Je suis passé de nouveau ce soir. Les volets étaient fermés. Tant mieux. Tu devrais toujours fermer tes volets.
J'ai déjeuné à l'Assemblée, sur le toit de Paris, où l'on voit des journalistes et des députés se servir du vin rouge et remuer le monde des fausses confidences.
Je deviens chaque jour plus révolutionnaire, plus loin de ce qui est assis sur des privilèges sans sens. C'est aussi ton amour qui me rend droit. L'amour que j'ai pour toi. Car ton manque d'amour me courbe et me fléchit, lui, sans cesse et sans espoir.

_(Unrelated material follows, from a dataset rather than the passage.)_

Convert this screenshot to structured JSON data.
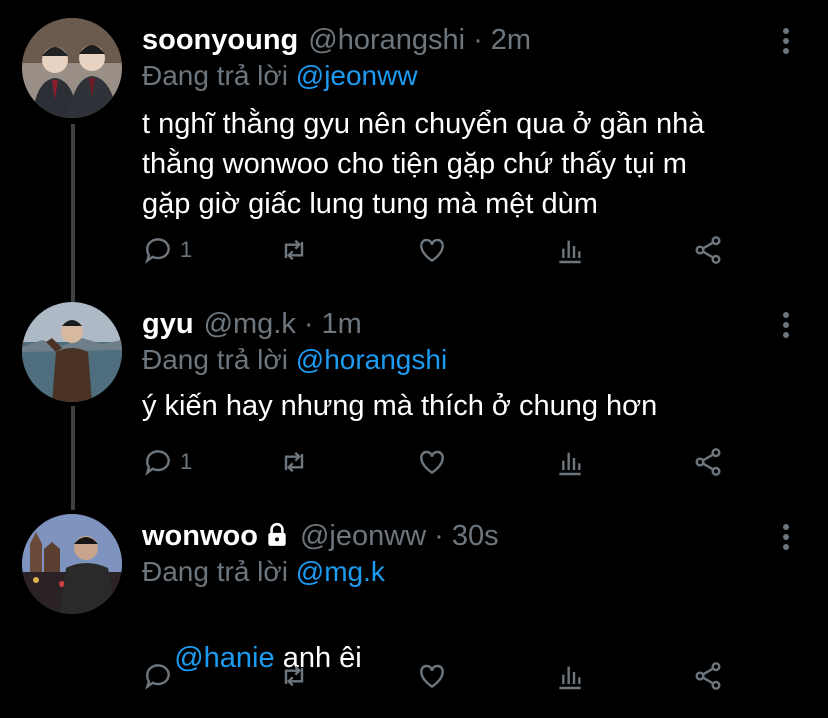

Pour s'endormir, une histoire. C'est bien nécessaire quand la codéine rend le lit doux et donne aux draps de l'enfance et de la chasteté.
Tu me dis que parfois, j'appelle Duras à la rescousse de l'écriture. Je ne sais pas. Mais elle me manque toujours. Je ne la vois jamais en photo sans émotion. C'est comme si je l'avais connue.
Tu me dis que tu me lis et je ne le savais pas.
J'ai pensé à toi aujourd'hui avec cette envie de pleurer qui prend à la lueur du temps passé, qui laisse croire toujours que le temps passé était plus intenseLe souvenir gomme les instants creux et vides, les pas perdus.